Before writing that song, I would have overthought every aspect of myself that was cut up and stitched back together. I’d wonder why I was like this, and why I felt like a patchwork blanket human who’d been stitched back together so many times. This was a reminder for me and everyone else who’s listening to wear your scars proudly and not to let those things affect you going forward. It’s about being proud that you’ve survived those traumatic moments in your life, and you’re wearing those scars like a badge of honour.”
“I can see your father painted in the sky // No there was not artist // Not even a last goodbye”, ‘Crisis in the Slow Lane’ – ‘In The Cold Wind We Smile’ (2009)
“When I was 17/18, I was always trying to be profound and poetic. Looking back on a few of those lines where I thought I was Shakespeare, it turns out I was just being cute, but this one I’m really proud of. I love the wordplay of it, because the first line sounds really pretty, but then it’s paired with the simplicity of the second. I look at writing lyrics like writing jokes, and it took me a minute to get the second line. I had the joke, but I needed the punch line.
That was the first time I experienced that feeling and realised that I can use words to completely flip the song on its head. There were a million different avenues I could have taken that song and continued with something that felt pretty, or I could have been cute with it, but it wouldn’t have held the weight that those lyrics have. It was the first time that I had a realisation of what I could do moving forward with lyric writing.”
“I feel a burning pain // The doctor starts to shake // My body’s broken and I won’t be the same”, ‘Listen. Don’t Panic’ – ‘In The Cold Wind We Smile’ (2009)

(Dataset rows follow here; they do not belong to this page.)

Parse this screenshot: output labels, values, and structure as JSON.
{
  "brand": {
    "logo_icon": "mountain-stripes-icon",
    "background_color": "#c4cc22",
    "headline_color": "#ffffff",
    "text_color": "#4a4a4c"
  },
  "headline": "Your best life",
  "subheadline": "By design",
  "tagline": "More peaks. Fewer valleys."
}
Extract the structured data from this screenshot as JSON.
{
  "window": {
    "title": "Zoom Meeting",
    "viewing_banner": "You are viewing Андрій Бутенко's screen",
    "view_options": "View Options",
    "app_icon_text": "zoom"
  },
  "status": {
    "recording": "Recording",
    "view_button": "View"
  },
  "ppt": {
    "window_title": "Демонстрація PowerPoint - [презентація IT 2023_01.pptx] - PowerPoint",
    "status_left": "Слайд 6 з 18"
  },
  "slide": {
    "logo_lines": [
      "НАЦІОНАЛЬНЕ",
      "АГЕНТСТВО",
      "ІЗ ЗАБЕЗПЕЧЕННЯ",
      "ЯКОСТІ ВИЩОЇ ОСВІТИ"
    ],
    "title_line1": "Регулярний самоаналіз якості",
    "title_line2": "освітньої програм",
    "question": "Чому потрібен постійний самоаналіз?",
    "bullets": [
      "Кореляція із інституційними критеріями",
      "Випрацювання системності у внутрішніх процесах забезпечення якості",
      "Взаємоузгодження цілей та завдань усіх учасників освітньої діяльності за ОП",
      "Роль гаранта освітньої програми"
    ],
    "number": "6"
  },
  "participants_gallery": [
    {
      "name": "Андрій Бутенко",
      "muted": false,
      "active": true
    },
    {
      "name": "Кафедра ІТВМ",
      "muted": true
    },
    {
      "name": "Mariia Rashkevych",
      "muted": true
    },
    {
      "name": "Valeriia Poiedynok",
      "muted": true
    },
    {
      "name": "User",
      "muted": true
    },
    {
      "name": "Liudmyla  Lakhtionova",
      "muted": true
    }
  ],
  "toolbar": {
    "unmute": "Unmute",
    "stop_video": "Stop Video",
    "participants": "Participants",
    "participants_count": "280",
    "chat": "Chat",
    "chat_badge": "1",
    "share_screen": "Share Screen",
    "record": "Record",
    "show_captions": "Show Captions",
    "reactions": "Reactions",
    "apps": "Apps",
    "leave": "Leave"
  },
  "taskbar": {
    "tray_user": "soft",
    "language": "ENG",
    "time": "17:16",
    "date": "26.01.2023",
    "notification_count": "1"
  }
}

“This song is about me getting diagnosed with Crohn’s disease. I got diagnosed at 16, and it was an incredibly confusing time. I was so fearful about what was going to happen because I was still in school, and I had to be taken out for five months. I haven’t talked too much about having Crohn’s disease in the past because I didn’t want this ugly thing to be attached to the band, which is something I find so beautiful. There are a few songs that I’ve written about it, but this was the first time I actually faced it head on.
It’s far from our best work, but those lyrics are transparent. They do the same thing as ‘The Dark’ in terms of wearing your scars proudly. That lyric reminds me that although the younger me singing that was terrified – and I can hear it in my voice – I’m still here. I’ve managed a life with that illness, and I have a great life with this thing that I’ve got forever. It’s nice hearing that line and thinking, ‘As terrified as I sound, it’s all going to work out’. It’s a personal reminder of how far I’ve come with that illness.”
The Xcerts’ ‘Learning How To Live And Let Go’ is out on 18 August via UNFD.